Dalam rangkaian acara tersebut, Pemerintah Kota Yogyakarta juga memberikan penghargaan kepada individu dan kelompok yang berkontribusi dalam pengelolaan lingkungan dan ekonomi sirkular.
Penghargaan diberikan kepada berbagai pihak, di antaranya Bank Sampah Sekar Arum, pengawas pemilahan sampah seperti Kuat Suparjono, Jade Tri Atmaja, dan Yusran Reta Wibawa, serta Srikandi Pilah Sampah yakni Dian Wijaningrum.
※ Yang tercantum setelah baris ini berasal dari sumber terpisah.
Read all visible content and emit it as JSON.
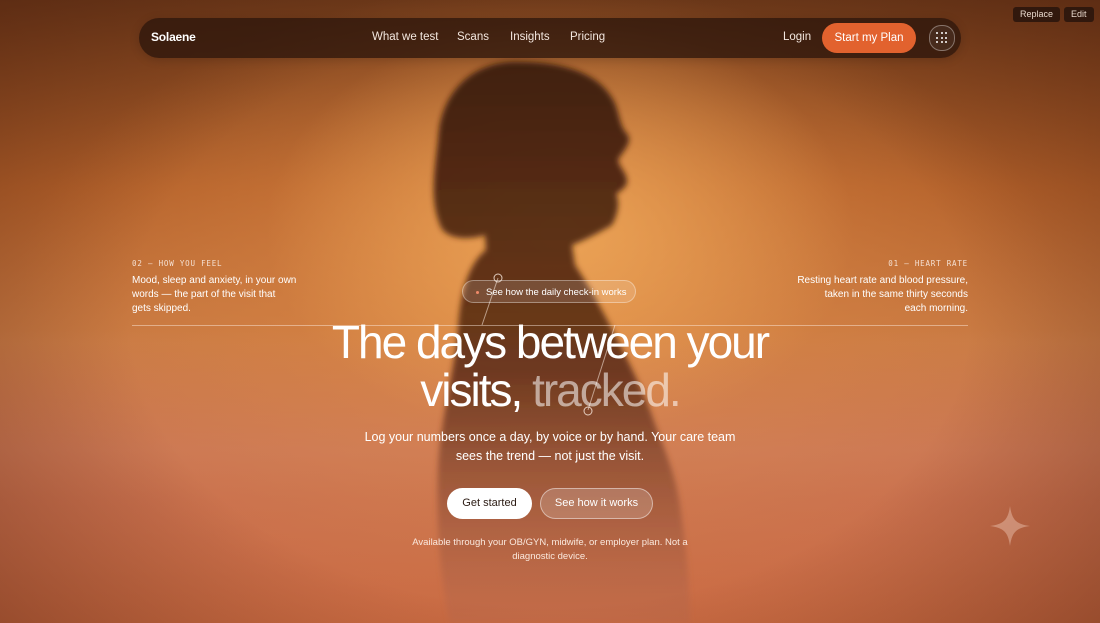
{
  "editor": {
    "replace_label": "Replace",
    "edit_label": "Edit"
  },
  "nav": {
    "brand": "Solaene",
    "links": [
      "What we test",
      "Scans",
      "Insights",
      "Pricing"
    ],
    "login": "Login",
    "cta": "Start my Plan",
    "menu_icon": "grid-icon"
  },
  "left_note": {
    "tag": "02 — HOW YOU FEEL",
    "lines": [
      "Mood, sleep and anxiety, in your own",
      "words — the part of the visit that",
      "gets skipped."
    ]
  },
  "right_note": {
    "tag": "01 — HEART RATE",
    "lines": [
      "Resting heart rate and blood pressure,",
      "taken in the same thirty seconds",
      "each morning."
    ]
  },
  "hero": {
    "pill": "See how the daily check-in works",
    "headline_line1": "The days between your",
    "headline_line2_a": "visits,",
    "headline_line2_b": "tracked.",
    "subtitle_line1": "Log your numbers once a day, by voice or by hand. Your care team",
    "subtitle_line2": "sees the trend — not just the visit.",
    "primary_button": "Get started",
    "secondary_button": "See how it works",
    "fine_line1": "Available through your OB/GYN, midwife, or employer plan. Not a",
    "fine_line2": "diagnostic device."
  },
  "colors": {
    "accent": "#e2622e",
    "nav_bg": "#2d160c"
  }
}
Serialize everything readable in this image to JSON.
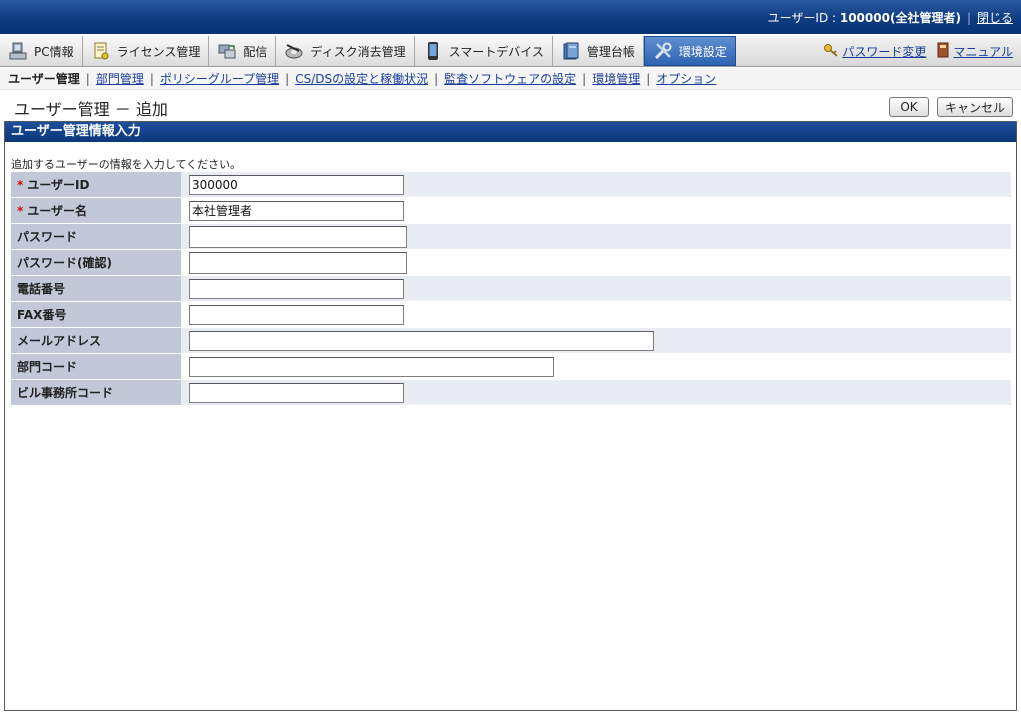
{
  "header": {
    "user_label": "ユーザーID : ",
    "user_value": "100000(全社管理者)",
    "close_link": "閉じる"
  },
  "tabs": [
    {
      "label": "PC情報",
      "icon": "pc-icon"
    },
    {
      "label": "ライセンス管理",
      "icon": "license-icon"
    },
    {
      "label": "配信",
      "icon": "distribution-icon"
    },
    {
      "label": "ディスク消去管理",
      "icon": "disk-erase-icon"
    },
    {
      "label": "スマートデバイス",
      "icon": "smart-device-icon"
    },
    {
      "label": "管理台帳",
      "icon": "ledger-icon"
    },
    {
      "label": "環境設定",
      "icon": "tools-icon"
    }
  ],
  "tab_links": {
    "password_change": "パスワード変更",
    "manual": "マニュアル"
  },
  "subnav": {
    "current": "ユーザー管理",
    "links": [
      "部門管理",
      "ポリシーグループ管理",
      "CS/DSの設定と稼働状況",
      "監査ソフトウェアの設定",
      "環境管理",
      "オプション"
    ]
  },
  "page": {
    "title": "ユーザー管理 － 追加",
    "ok_label": "OK",
    "cancel_label": "キャンセル"
  },
  "panel": {
    "header": "ユーザー管理情報入力",
    "instruction": "追加するユーザーの情報を入力してください。"
  },
  "form": {
    "required_mark": "*",
    "fields": [
      {
        "label": "ユーザーID",
        "value": "300000",
        "required": true
      },
      {
        "label": "ユーザー名",
        "value": "本社管理者",
        "required": true
      },
      {
        "label": "パスワード",
        "value": "",
        "required": false
      },
      {
        "label": "パスワード(確認)",
        "value": "",
        "required": false
      },
      {
        "label": "電話番号",
        "value": "",
        "required": false
      },
      {
        "label": "FAX番号",
        "value": "",
        "required": false
      },
      {
        "label": "メールアドレス",
        "value": "",
        "required": false
      },
      {
        "label": "部門コード",
        "value": "",
        "required": false
      },
      {
        "label": "ビル事務所コード",
        "value": "",
        "required": false
      }
    ]
  },
  "colors": {
    "banner": "#0e3c82",
    "active_tab": "#2d63b2",
    "label_bg": "#c3c8d8",
    "required": "#d01010",
    "link": "#1a3f9a"
  }
}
Selain itu, apresiasi juga diberikan kepada Bank Sampah Suryo Resik, Pemuda Inovator Lingkungan Satrio Herlambang, serta Jawara Mas JOS Aman Yuriadijaya.
Di akhir acara, Hasto dan Wawan menyampaikan apresiasi dan terima kasih kepada seluruh stakeholder yang telah mendukung berbagai program pembangunan di Kota Yogyakarta selama satu tahun terakhir.
Ia mengungkapkan kolaborasi antara pemerintah, masyarakat, dan berbagai pihak dinilai menjadi kunci keberhasilan dalam mewujudkan perubahan nyata di Kota Yogyakarta.
“Dengan fondasi yang telah dibangun selama satu tahun pertama, kami optimistis dapat terus membawa Kota Yogyakarta menjadi kota yang tidak hanya nyaman dan aman, tetapi juga produktif berbasis budaya dan partisipasi masyarakat,” ujarnya.